I'm usually the only one that picks up the 8:44 here, so there's no one else at that shelter. This fact is not lost on our fashion model, who takes the opportunity to unzip his scuzzy drawers, whip out his schlong and commence to spraying a ropy piss stream all over the brick wall and the benches. Motherf#&%er. That's where I usually SIT, you asshole!

I can't honk my horn at this dude, 'cause it's still on the fritz. I contemplate jumping out and yelling, but by the time I get the radio turned off and the windows rolled up, he's finished his irrigation project and has wandered over to see what's edible in the garbage can.

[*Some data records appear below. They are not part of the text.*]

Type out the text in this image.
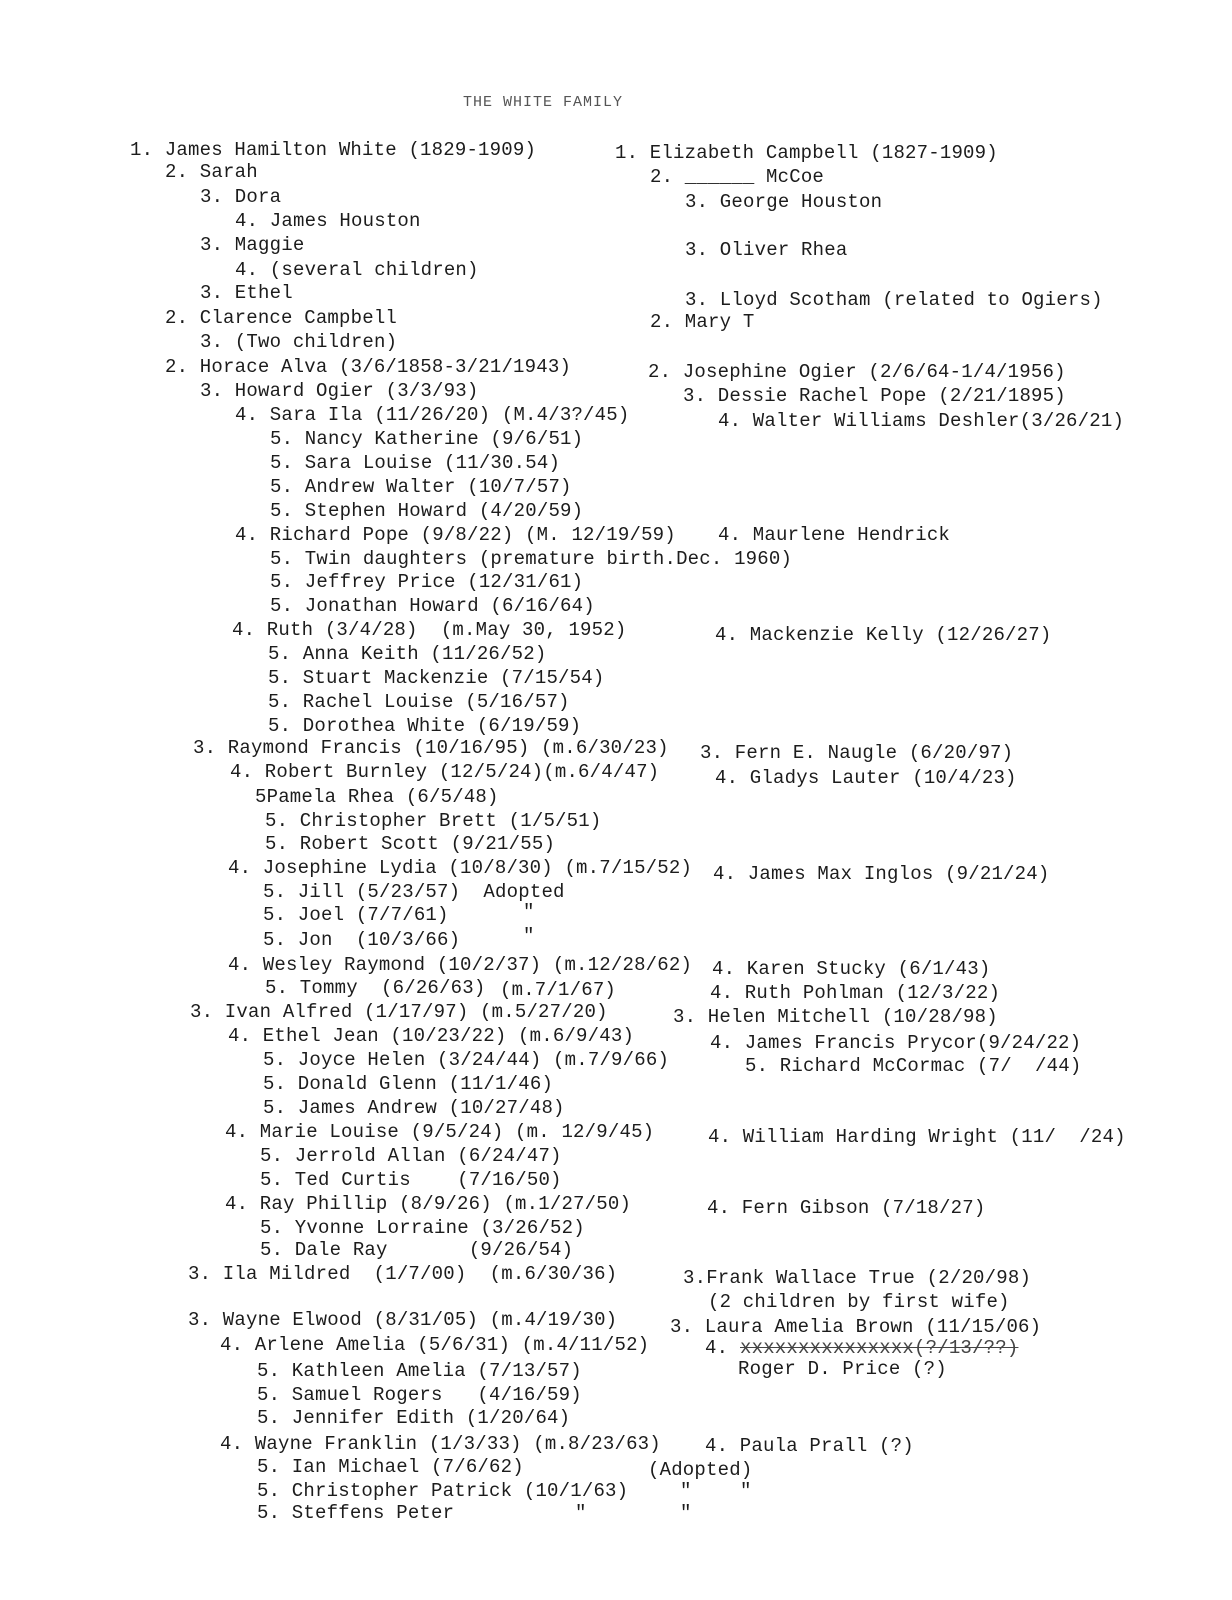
THE WHITE FAMILY
1. James Hamilton White (1829-1909)
2. Sarah
3. Dora
4. James Houston
3. Maggie
4. (several children)
3. Ethel
2. Clarence Campbell
3. (Two children)
2. Horace Alva (3/6/1858-3/21/1943)
3. Howard Ogier (3/3/93)
4. Sara Ila (11/26/20) (M.4/3?/45)
5. Nancy Katherine (9/6/51)
5. Sara Louise (11/30.54)
5. Andrew Walter (10/7/57)
5. Stephen Howard (4/20/59)
4. Richard Pope (9/8/22) (M. 12/19/59)
5. Twin daughters (premature birth.Dec. 1960)
5. Jeffrey Price (12/31/61)
5. Jonathan Howard (6/16/64)
4. Ruth (3/4/28)  (m.May 30, 1952)
5. Anna Keith (11/26/52)
5. Stuart Mackenzie (7/15/54)
5. Rachel Louise (5/16/57)
5. Dorothea White (6/19/59)
3. Raymond Francis (10/16/95) (m.6/30/23)
4. Robert Burnley (12/5/24)(m.6/4/47)
5Pamela Rhea (6/5/48)
5. Christopher Brett (1/5/51)
5. Robert Scott (9/21/55)
4. Josephine Lydia (10/8/30) (m.7/15/52)
5. Jill (5/23/57)  Adopted
5. Joel (7/7/61)
5. Jon  (10/3/66)
4. Wesley Raymond (10/2/37) (m.12/28/62)
5. Tommy  (6/26/63) (m.7/1/67)
3. Ivan Alfred (1/17/97) (m.5/27/20)
4. Ethel Jean (10/23/22) (m.6/9/43)
5. Joyce Helen (3/24/44) (m.7/9/66)
5. Donald Glenn (11/1/46)
5. James Andrew (10/27/48)
4. Marie Louise (9/5/24) (m. 12/9/45)
5. Jerrold Allan (6/24/47)
5. Ted Curtis    (7/16/50)
4. Ray Phillip (8/9/26) (m.1/27/50)
5. Yvonne Lorraine (3/26/52)
5. Dale Ray       (9/26/54)
3. Ila Mildred  (1/7/00)  (m.6/30/36)
3. Wayne Elwood (8/31/05) (m.4/19/30)
4. Arlene Amelia (5/6/31) (m.4/11/52)
5. Kathleen Amelia (7/13/57)
5. Samuel Rogers   (4/16/59)
5. Jennifer Edith (1/20/64)
4. Wayne Franklin (1/3/33) (m.8/23/63)
5. Ian Michael (7/6/62)	(Adopted)
5. Christopher Patrick (10/1/63)
5. Steffens Peter
"
"
"
"	"
"
1. Elizabeth Campbell (1827-1909)
2. ______ McCoe
3. George Houston
3. Oliver Rhea
3. Lloyd Scotham (related to Ogiers)
2. Mary T
2. Josephine Ogier (2/6/64-1/4/1956)
3. Dessie Rachel Pope (2/21/1895)
4. Walter Williams Deshler(3/26/21)
4. Maurlene Hendrick
4. Mackenzie Kelly (12/26/27)
3. Fern E. Naugle (6/20/97)
4. Gladys Lauter (10/4/23)
4. James Max Inglos (9/21/24)
4. Karen Stucky (6/1/43)
4. Ruth Pohlman (12/3/22)
3. Helen Mitchell (10/28/98)
4. James Francis Prycor(9/24/22)
5. Richard McCormac (7/  /44)
4. William Harding Wright (11/  /24)
4. Fern Gibson (7/18/27)
3.Frank Wallace True (2/20/98)
(2 children by first wife)
3. Laura Amelia Brown (11/15/06)
4.
Roger D. Price (?)
4. Paula Prall (?)
xxxxxxxxxxxxxxx(?/13/??)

Now, this is not the first time I've seen someone relieve themselves at the Transit Center. The other time, however, it was this 182 year old geezer who obviously had some incontinence problems. This bunghole, OTOH, did this deliberately, rather than walk the 75 yards to the Port-O-John over where they're doing road construction.

As I walked over to the bus waiting area, I thought about how nice it would have been to send this guy a message. Not a horn honk, or an angry yell, but instead an Easton GameGetter II, 'bout 32 inches long, off a 80 lb. recurve bow, tipped with a triple-razor broadhead. I'll bet the occurrences of piss on waiting benches decreases dramatically when offender's hoo-hahs are pinned to their thighbones.

Alas, I would inevitably be seen as the Bad Guy if I followed that course of action. I'd be convicted in the Court of Public Opinion (aka the views of the Mass Media reporters and editors) for failing to respect this man's individuality and his need to express himself in an unconventional manner.

Sigh. At least give me a 007 license with a cattle prod, fer Pete's sake! Someone's got to make the effort!